Lo han pillado en una conversación privada, en Telemadrid, despreciando un posible debate público sobre lencería (a su lado, el también columnista Alfonso Ussía dando con una clave importante: la lencería femenina, sobre todo la cara, es antimorbo, y en efecto, ¡donde estén las braguitas baratas con fresas estampadas de supermercado!). Lo han pillado a Sostres, digo, diciendo que lo admirable de verdad es el panecillo de las mujeres jóvenes, las cuales están en perfecta edad legal de tener esas cosas, en curiosa consonancia con la mayoría de edad civil que tiene Sostres para advertir la insoslayable realidad del asunto. Incluso me pareció entender, en el "audio", que el articulista traía una imagen deslumbrante para esmaltar su decidido partido a favor de un rasurado cuidadoso, la de ciertos pastelillos catalanes de crema cuyo nombre no recuerdo (eso que los anglosajones, en cambio, emparentan con el queso, "cheesecake"). Lo quieren, por tanto, desterrar del país, como corresponde. Uno celebra que haya alguien que todavía esté a cinco minutos de que lo echen de todos sitios.

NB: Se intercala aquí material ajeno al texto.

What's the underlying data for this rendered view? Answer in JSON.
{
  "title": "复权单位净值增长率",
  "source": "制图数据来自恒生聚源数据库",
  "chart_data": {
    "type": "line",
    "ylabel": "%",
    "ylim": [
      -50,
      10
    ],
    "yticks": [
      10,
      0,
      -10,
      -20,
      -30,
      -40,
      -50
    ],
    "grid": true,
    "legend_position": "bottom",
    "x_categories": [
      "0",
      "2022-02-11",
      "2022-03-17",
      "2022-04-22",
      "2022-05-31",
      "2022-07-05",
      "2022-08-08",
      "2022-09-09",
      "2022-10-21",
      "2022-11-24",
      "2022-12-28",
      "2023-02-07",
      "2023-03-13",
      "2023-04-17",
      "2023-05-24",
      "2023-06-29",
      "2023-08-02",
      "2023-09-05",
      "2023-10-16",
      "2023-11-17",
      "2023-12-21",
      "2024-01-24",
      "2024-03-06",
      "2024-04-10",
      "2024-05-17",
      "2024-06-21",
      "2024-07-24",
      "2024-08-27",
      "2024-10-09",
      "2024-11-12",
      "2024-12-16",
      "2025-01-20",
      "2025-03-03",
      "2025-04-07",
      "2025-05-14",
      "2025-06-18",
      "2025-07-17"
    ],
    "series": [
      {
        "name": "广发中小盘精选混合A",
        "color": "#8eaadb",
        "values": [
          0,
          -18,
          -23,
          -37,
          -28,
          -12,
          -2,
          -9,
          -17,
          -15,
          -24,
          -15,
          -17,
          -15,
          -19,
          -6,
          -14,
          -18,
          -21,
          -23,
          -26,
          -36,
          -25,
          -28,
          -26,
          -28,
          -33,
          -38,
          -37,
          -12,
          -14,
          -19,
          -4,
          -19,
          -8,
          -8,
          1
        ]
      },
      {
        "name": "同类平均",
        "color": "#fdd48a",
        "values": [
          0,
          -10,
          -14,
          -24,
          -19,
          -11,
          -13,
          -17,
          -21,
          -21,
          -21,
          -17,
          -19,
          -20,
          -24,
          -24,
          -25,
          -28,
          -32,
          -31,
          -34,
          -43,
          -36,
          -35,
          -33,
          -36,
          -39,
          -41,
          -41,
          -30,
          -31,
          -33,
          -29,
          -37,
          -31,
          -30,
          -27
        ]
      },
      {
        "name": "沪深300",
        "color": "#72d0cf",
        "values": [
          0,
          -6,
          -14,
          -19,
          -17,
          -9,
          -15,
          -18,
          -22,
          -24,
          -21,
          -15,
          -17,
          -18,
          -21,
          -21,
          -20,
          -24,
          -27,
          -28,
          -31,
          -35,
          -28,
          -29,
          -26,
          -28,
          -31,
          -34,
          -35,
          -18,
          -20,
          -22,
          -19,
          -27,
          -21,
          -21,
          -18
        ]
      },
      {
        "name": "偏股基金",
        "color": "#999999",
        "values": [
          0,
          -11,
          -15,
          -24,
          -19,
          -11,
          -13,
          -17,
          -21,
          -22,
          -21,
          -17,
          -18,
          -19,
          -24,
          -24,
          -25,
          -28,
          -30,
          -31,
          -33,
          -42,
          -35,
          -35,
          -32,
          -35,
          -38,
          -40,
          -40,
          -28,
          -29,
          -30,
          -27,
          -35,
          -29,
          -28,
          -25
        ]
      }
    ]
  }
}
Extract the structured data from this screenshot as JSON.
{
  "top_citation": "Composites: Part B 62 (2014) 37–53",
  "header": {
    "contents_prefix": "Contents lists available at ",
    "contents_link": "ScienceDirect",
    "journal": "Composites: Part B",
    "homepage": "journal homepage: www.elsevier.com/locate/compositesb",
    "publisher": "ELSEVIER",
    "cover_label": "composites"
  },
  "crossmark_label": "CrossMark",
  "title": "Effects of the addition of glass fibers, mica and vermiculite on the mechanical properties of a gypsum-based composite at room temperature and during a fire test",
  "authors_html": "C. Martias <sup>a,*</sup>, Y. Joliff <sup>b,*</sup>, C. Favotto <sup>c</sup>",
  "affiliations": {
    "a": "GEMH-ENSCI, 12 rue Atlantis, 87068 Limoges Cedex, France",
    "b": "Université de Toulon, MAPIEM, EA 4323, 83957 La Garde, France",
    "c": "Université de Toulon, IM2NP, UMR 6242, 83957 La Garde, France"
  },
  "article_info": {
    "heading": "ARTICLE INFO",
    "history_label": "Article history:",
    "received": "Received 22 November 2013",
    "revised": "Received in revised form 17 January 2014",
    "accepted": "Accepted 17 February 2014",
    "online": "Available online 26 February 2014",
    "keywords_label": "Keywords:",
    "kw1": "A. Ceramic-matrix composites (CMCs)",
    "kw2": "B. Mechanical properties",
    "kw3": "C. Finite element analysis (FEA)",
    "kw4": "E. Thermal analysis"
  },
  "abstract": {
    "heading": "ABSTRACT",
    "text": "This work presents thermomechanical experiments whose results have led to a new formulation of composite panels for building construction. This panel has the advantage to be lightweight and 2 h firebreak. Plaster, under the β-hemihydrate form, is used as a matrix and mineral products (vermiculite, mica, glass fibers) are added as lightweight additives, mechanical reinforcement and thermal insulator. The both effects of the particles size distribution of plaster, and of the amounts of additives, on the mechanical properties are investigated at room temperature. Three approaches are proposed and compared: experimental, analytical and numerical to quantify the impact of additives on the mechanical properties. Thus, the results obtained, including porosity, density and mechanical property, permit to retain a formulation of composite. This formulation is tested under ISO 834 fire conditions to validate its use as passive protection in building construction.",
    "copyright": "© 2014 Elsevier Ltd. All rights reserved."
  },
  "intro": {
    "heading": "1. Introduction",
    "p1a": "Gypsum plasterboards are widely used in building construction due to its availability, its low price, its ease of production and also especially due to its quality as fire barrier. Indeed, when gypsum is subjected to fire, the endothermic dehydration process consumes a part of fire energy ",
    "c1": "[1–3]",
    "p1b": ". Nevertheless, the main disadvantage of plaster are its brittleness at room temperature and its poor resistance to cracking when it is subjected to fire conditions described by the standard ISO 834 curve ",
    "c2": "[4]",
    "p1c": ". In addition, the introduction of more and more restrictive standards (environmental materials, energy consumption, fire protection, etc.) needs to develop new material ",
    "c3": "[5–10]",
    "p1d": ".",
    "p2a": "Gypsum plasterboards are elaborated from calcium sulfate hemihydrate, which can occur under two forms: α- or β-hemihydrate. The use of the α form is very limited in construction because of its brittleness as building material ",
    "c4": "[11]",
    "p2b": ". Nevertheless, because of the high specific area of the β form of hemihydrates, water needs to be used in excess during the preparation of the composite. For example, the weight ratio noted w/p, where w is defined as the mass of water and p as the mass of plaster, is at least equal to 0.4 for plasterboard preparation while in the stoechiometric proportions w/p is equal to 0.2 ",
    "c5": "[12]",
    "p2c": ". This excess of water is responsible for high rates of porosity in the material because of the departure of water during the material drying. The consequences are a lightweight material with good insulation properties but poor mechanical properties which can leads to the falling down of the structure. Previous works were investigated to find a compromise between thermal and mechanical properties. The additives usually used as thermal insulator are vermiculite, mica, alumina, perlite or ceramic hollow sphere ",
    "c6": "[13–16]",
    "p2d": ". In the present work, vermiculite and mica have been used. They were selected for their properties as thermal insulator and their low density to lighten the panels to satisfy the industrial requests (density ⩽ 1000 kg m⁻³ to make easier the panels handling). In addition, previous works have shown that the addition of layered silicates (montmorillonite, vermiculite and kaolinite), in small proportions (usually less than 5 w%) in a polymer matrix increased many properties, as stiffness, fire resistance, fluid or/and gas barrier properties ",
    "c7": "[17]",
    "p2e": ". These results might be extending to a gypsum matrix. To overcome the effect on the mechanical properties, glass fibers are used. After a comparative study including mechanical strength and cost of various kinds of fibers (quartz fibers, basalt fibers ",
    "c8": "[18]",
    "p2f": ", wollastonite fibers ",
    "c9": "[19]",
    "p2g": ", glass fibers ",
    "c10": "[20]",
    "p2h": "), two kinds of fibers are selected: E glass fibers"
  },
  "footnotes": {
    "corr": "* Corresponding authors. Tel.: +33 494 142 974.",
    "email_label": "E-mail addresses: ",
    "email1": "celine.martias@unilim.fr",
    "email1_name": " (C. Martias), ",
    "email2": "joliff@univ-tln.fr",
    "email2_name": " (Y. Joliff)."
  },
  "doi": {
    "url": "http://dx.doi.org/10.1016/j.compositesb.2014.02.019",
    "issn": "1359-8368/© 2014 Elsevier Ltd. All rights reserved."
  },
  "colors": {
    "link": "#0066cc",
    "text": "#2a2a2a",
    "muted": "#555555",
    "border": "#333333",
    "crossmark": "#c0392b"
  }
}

Yo de pequeñito, aunque ustedes no se lo crean, era Sostres, pero a mí ya se me cumplieron los cinco minutos casi en el milenio pasado. Ahora me dedico a escribir pensando sólo en durar, ni siquiera en cobrar.
Está visto que ni en las conversaciones privadas se puede ahora hablar de nada interesante, o memorable. Si me sacaran el "audio" de lo que he dicho en "off" en esta vida ya estaría detrás de una mampara en el Tribunal Internacional de La Haya. Si se restringiera la búsqueda a lo que he dicho en "off" durante las pausas en tertulias de televisión como poco Garzón habría pedido extraditarme y habría una órden de búsqueda contra mi bragueta. Por lo visto, los nuevos trípticos publicados por lo que Jiménez Losantos llama el Ministerio de Sanidad, Igualdad y Brujería aconsejan a los aún heterosexuales desear sólo a esas elegantes damas que compran "picardías" en las tiendas de fajas color carne y que, como en la última película estrenada de Woody Allen ("Conocerás al hombre de tus sueños"), quieren ligar durante una cena con velitas con la conversación de que, por la osteoporosis, se les rompió la cadera y entonces se cayeron, que introduce un matiz diferente, y se supone que más sugerente, a caer primero y romperse la cadera después.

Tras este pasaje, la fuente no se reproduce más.